Adoration : Rencontre avec Fabrice Du Welz, réalisateur du film.

Fabrice Du Welz était invité, lors du 27e Festival International du Film Fantastique de Gérardmer, dans le cadre de l’hommage rendu par l’événement à la nouvelle vague du cinéma d’horreur francophone du début des années 2000. Une rétrospective et un hommage «Dans les Griffes du Cinéma Français» où se sont joints à lui des réalisateurs tels que Christophe Gans, Alexandre Aja ou Julien Maury & Alexandre Bustillo. L’occasion donc pour nous de rencontrer l’homme, un réalisateur à vif, pour parler d’un cinéma qui nous bouscule, que l’on aime pour cela et revenir avec lui sur la sortie d’Adoration en salles depuis le 22 janvier 2020 et faire quelques liens évidents avec ses précédents films.

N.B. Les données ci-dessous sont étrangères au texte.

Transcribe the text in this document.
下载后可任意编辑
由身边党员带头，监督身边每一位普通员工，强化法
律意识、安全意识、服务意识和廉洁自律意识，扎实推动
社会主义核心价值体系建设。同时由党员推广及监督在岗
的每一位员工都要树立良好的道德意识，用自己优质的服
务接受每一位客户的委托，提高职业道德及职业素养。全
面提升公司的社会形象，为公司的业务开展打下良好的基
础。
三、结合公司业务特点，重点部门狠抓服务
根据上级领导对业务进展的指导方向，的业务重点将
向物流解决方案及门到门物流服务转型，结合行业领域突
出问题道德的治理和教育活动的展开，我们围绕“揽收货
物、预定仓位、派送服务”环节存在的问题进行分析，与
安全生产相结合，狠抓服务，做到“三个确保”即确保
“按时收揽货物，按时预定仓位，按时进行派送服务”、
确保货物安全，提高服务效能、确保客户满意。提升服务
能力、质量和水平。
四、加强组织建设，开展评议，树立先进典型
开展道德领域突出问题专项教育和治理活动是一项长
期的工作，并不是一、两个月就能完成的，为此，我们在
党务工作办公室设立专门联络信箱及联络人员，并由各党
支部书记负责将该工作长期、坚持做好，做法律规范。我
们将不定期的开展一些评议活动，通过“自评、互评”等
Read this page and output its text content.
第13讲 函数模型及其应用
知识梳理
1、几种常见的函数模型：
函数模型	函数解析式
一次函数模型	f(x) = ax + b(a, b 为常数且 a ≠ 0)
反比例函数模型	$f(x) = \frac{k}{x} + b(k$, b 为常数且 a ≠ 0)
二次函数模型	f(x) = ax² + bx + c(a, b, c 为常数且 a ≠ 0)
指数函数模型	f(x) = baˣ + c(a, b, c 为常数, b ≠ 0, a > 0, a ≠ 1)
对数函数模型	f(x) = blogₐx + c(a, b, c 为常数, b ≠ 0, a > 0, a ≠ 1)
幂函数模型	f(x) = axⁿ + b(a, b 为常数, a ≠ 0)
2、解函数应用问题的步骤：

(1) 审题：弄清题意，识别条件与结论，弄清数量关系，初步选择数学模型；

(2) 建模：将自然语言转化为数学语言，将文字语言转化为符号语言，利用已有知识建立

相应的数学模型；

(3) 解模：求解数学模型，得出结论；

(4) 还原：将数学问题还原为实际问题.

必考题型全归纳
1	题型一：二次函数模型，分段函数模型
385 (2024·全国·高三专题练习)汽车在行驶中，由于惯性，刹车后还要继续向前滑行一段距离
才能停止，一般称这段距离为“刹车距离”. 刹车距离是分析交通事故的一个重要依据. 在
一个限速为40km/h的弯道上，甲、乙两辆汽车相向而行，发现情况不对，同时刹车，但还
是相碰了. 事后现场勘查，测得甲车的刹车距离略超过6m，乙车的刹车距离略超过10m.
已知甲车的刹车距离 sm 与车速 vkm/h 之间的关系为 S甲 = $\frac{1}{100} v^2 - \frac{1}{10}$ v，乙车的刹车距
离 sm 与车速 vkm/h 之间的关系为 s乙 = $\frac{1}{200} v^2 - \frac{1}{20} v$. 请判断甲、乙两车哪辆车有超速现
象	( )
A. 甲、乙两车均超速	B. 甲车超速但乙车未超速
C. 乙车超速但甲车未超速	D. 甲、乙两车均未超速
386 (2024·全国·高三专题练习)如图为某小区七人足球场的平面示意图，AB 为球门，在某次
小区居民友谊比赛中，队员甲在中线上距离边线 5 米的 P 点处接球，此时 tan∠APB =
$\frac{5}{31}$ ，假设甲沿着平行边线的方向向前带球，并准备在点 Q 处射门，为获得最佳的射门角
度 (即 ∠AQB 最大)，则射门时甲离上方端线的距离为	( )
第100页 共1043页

Vous êtes un habitué du Festival de Gérardmer, juré l’année dernière et invité cette année. Que représente le festival pour vous ?

J’ai un lien affectif avec le Festival de Gérardmer. C’est le seul qui a daigné projeter mon court-métrage réalisé en 1999, Quand on est amoureux C’est Merveilleux. Aucun festival ne voulait du film, c’était assez catastrophique, puis Gérardmer l’a sélectionné en 2000 si j’ai bonne mémoire. Le court-métrage a eu le prix du meilleur Court-Métrage. Je suis revenu quelques années après pour présenter Calvaire et je reviens de temps en temps par amitié avec Bruno Barde (le directeur du festival). C’est un festival que j’aime beaucoup.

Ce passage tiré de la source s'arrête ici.